The 1985 Sabah state election was held between Saturday, 20 April and Sunday, 21 April 1985. This was the fifth state election to take place. Parti Bersatu Sabah won 25 out 48 seats contested, thus forming government with its president Joseph Pairin Kitingan being sworn in as Chief Minister. This election is a milestone in Sabah political history as it marked the first time that a party not part of the nation's ruling coalition Barisan Nasional (BN) formed government. PBS took control of the state from the previous ruling government under Parti Berjaya—a partner of BN, which has been in power since 1976.

==Results==

| Party |  | Votes | % | Seats | +/– |
|  | United Sabah Party | 100,486 | 36.44 | 25 | New |
|  | Sabah People's United Front | 84,194 | 30.53 | 6 | –38 |
|  | United Sabah National Organisation | 74,050 | 26.85 | 16 | +13 |
|  | United Pasok Nunukragang National Organisation | 5,988 | 2.17 | 1 | +1 |
|  | Sabah United Native People's Party | 3,734 | 1.35 | 0 | New |
|  | United Sabah People's Action Party | 3,088 | 1.12 | 0 | New |
|  | Democratic Action Party | 3,115 | 1.13 | 0 | 0 |
|  | Independents | 1,140 | 0.41 | 0 | 0 |
| Total |  | 275,795 | 100.00 | 48 | 0 |
| Valid votes |  | 275,795 | 98.25 |  |  |
| Invalid/blank votes |  | 4,909 | 1.75 |  |  |
| Total votes |  | 280,704 | 100.00 |  |  |
| Registered voters/turnout |  | 379,247 | 74.02 |  |  |
Source: Yusoff Tindak Malaysia Github

==Aftermath==

Pairin, himself a former member of Party Berjaya, formed PBS barely 47 days before the elections. Opponents of PBS, namely, Harris Salleh of Berjaya, and Tun Mustapha of USNO were dissatisfied with the result. Tun Mustapha then sought to get sworn in as Chief Minister illegally, and this resulted in a court battle which ended in favour of Pairin.

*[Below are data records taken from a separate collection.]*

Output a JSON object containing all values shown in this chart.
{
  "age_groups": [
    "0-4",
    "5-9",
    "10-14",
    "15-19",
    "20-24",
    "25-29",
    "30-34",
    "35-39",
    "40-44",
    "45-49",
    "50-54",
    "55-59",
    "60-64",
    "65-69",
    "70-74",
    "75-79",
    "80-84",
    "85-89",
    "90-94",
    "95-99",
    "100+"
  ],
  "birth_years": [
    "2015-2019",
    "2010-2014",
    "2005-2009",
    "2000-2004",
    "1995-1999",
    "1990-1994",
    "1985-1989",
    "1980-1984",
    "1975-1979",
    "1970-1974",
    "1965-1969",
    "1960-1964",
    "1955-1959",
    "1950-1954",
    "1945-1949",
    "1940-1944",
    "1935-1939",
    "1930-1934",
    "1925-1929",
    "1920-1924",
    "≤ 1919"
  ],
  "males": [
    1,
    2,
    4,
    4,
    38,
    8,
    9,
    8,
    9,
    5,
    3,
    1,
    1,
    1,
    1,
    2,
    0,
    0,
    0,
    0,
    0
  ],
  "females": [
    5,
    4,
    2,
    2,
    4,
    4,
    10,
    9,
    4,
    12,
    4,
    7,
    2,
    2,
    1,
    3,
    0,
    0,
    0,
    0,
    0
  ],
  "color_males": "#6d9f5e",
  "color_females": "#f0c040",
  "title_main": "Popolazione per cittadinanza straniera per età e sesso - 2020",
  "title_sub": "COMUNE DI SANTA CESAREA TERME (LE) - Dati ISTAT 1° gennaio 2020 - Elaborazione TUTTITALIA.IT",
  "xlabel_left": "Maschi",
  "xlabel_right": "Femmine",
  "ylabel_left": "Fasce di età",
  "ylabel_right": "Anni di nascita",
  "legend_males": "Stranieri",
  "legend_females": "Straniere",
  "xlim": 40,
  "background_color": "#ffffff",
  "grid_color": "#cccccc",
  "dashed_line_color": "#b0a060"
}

The election resulted in riots around Sabah between March and May 1986. Bombings occurred in Kota Kinabalu, and arson in other towns. The rioters were trying to bring down Pairin from being the head of the state government.

In 1986 itself, another election was announced following defections by PBS assemblymen to USNO. PBS won again, this time with a two-thirds majority. PBS joined the Barisan Nasional coalition after this election, but later left the coalition in 1990.